L'agriculture est une « activité de pointe, c'est n'est pas du folklore », s'est-il exclamé avant de préciser qu'il s'agissait de l'activité « la plus prometteuse pour l'avenir de l'économie française ».
François Fillon a préconisé pour cela une « baisse de charges et une amélioration de la compétitivité », qu'il propose pour « l'ensemble de l'économie française », ce qui suppose une « baisse des dépenses publiques ».
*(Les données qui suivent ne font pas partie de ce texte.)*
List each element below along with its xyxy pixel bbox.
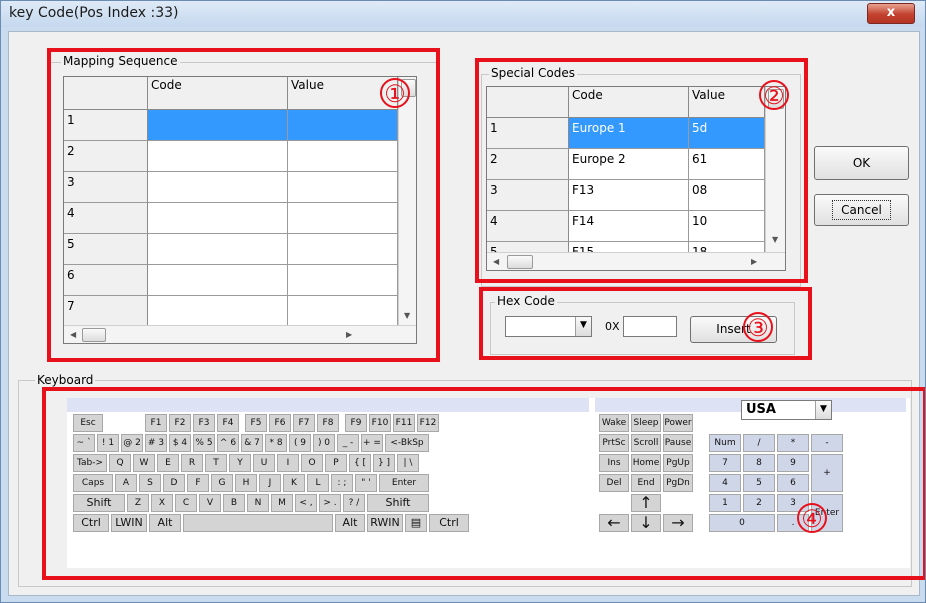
cancel-button-label: Cancel (832, 200, 891, 220)
marker-2: ② (759, 80, 789, 110)
title-bar: key Code(Pos Index :33) x (1, 1, 925, 27)
ok-button[interactable]: OK (814, 146, 909, 180)
dialog-window: key Code(Pos Index :33) x Mapping Sequen… (0, 0, 926, 603)
keyboard-label: Keyboard (35, 373, 96, 387)
marker-1: ① (380, 78, 410, 108)
marker-3: ③ (743, 312, 773, 342)
highlight-box-4 (42, 387, 925, 580)
highlight-box-2 (475, 58, 808, 283)
close-button[interactable]: x (867, 3, 915, 24)
cancel-button[interactable]: Cancel (814, 194, 909, 226)
marker-4: ④ (797, 503, 827, 533)
window-title: key Code(Pos Index :33) (9, 5, 179, 21)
« C'est une activité d'avenir qui a besoin de recherche, d'innovation et de progrès », a-t-il poursuivi. « Je me bats contre ceux qui veulent interdire la recherche » et « au nom du principe de précaution figer l'agriculture dans une situation comme il y a un siècle ».
L'ancien Premier ministre a aussi affirmé le « besoin d'une Europe agressive sur les marchés extérieurs ». Il faut qu'elle « ne se prive pas du marché russe pour des mauvaises raisons » et qu'elle combatte « la concurrence américaine ». Pour François Fillon, « le rôle de l'Europe est celui de protéger nos agriculteurs ».